ちなみに一作目での幻のラストシーンは、ご存知な方も多いと思うけど、アポロとの激闘を終えて敗れたロッキーがエイドリアンと肩を並べて静かにリングに背を向けてを去るシチュエーションだったそうで、実際に撮影もされていたが、試写で観たプロデューサーが違和感があり再撮影決断して、されたモノが、今のエモーション性の高いラストシーン。
映画は大成功したのでこちらが、公開版が正解だったと思うけど、スタローンの中では、実はこだわりがあり再現したかったのでは?と思う。

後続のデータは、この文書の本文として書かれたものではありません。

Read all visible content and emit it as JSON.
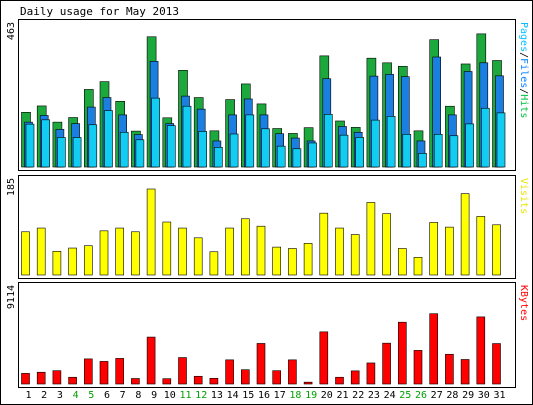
{
  "chart_data": {
    "type": "bar",
    "title": "Daily usage for May 2013",
    "days": [
      "1",
      "2",
      "3",
      "4",
      "5",
      "6",
      "7",
      "8",
      "9",
      "10",
      "11",
      "12",
      "13",
      "14",
      "15",
      "16",
      "17",
      "18",
      "19",
      "20",
      "21",
      "22",
      "23",
      "24",
      "25",
      "26",
      "27",
      "28",
      "29",
      "30",
      "31"
    ],
    "weekend_days": [
      "4",
      "5",
      "11",
      "12",
      "18",
      "19",
      "25",
      "26"
    ],
    "panels": [
      {
        "id": "hits-panel",
        "max_label": "463",
        "ymax": 463,
        "right_label": [
          "Pages",
          "/",
          "Files",
          "/",
          "Hits"
        ],
        "right_label_colors": [
          "#00c0ff",
          "#000000",
          "#0080ff",
          "#000000",
          "#00c040"
        ],
        "series": [
          {
            "name": "Hits",
            "color": "#1ca83c",
            "values": [
              189,
              211,
              155,
              171,
              268,
              295,
              227,
              124,
              450,
              170,
              334,
              240,
              125,
              233,
              287,
              218,
              133,
              116,
              136,
              384,
              159,
              137,
              376,
              360,
              348,
              125,
              440,
              210,
              356,
              460,
              368
            ]
          },
          {
            "name": "Files",
            "color": "#1a7fe0",
            "values": [
              155,
              178,
              130,
              150,
              207,
              240,
              180,
              112,
              365,
              150,
              245,
              200,
              90,
              180,
              235,
              180,
              115,
              100,
              90,
              305,
              140,
              120,
              314,
              320,
              312,
              90,
              380,
              180,
              330,
              360,
              315
            ]
          },
          {
            "name": "Pages",
            "color": "#12ccf2",
            "values": [
              148,
              163,
              102,
              102,
              146,
              195,
              120,
              94,
              238,
              143,
              210,
              123,
              68,
              114,
              180,
              132,
              72,
              63,
              83,
              182,
              110,
              102,
              162,
              175,
              113,
              47,
              113,
              108,
              149,
              203,
              187
            ]
          }
        ]
      },
      {
        "id": "visits-panel",
        "max_label": "185",
        "ymax": 185,
        "right_label": [
          "Visits"
        ],
        "right_label_colors": [
          "#e6e600"
        ],
        "series": [
          {
            "name": "Visits",
            "color": "#ffff00",
            "values": [
              93,
              101,
              51,
              58,
              63,
              95,
              101,
              93,
              185,
              114,
              101,
              80,
              50,
              101,
              121,
              105,
              60,
              57,
              68,
              133,
              101,
              87,
              156,
              132,
              57,
              38,
              113,
              103,
              175,
              126,
              108
            ]
          }
        ]
      },
      {
        "id": "kbytes-panel",
        "max_label": "9114",
        "ymax": 9114,
        "right_label": [
          "KBytes"
        ],
        "right_label_colors": [
          "#ff0000"
        ],
        "series": [
          {
            "name": "KBytes",
            "color": "#ff0000",
            "values": [
              1100,
              1220,
              1380,
              700,
              2600,
              2340,
              2650,
              570,
              4860,
              550,
              2740,
              800,
              590,
              2500,
              1480,
              4200,
              1380,
              2500,
              190,
              5400,
              700,
              1360,
              2180,
              4230,
              6400,
              3480,
              7280,
              3080,
              2540,
              6950,
              4190
            ]
          }
        ]
      }
    ]
  }
}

個人的にロッキー3が大好きなので、95年版冒頭にあった3のラストシークエンスがカットされて、3であった別の場面が追加されて、互いに尊敬しながらも敵対する人物だったアポロとロッキーとの間に強い友情が芽生えるところなどは、初見でも分かりやすくなっているが、お互いの衰えや老いも自覚する場面が公開版でも効果的だったので残して置いても良かったかも。(最もただでさえ劇中で同じ場面や過去映像が、途中の回想や映画最後のクレジット画面に繰り返されるので、総集編や手抜きに見えるからかな?)
それ以外に感じたのは、多くのファンから評価の低いロッキー5冒頭との繋がりもこちらの方が良い様な気がする。

気になるところは、時代感のあるポーリーとお手伝いロボットとの絡みが、全面的にカットされた影響でチョイとゲスで駄目なところが、作品にリアルで俗な面を出していたと思うし、子供との家族の描写が減ったの少し残念。あとドラコの妻(ブリジット・ニールセン)の場面も少し減って様な?(うる覚えです)

当時のヒット作でテレビでも何度も放映されている作品でロッキーファンの方は何度も観てるとおもいますが、未公開場面を追加した無駄に長い完全版とは一味違う、スタローンの心境の変化とアポロとドラコへの掘り下げと初期の幻エンディングを実現したもう一つのロッキー!でもあり、最新の音響効果で試合の臨場感と迫力が確実にアップして、パンチの音に質感があるので、機会が有れば音響の良い劇場行くのがおすすめ!

追記
スタローンはエクスペンダブルズ4を製作中らしいけど、サプライズでカール・ウェザースも出ないかな。『マンダロリアン』 で監督してるしSNSもやっているので健在なハズ。(もしかして思想的に対立してる?)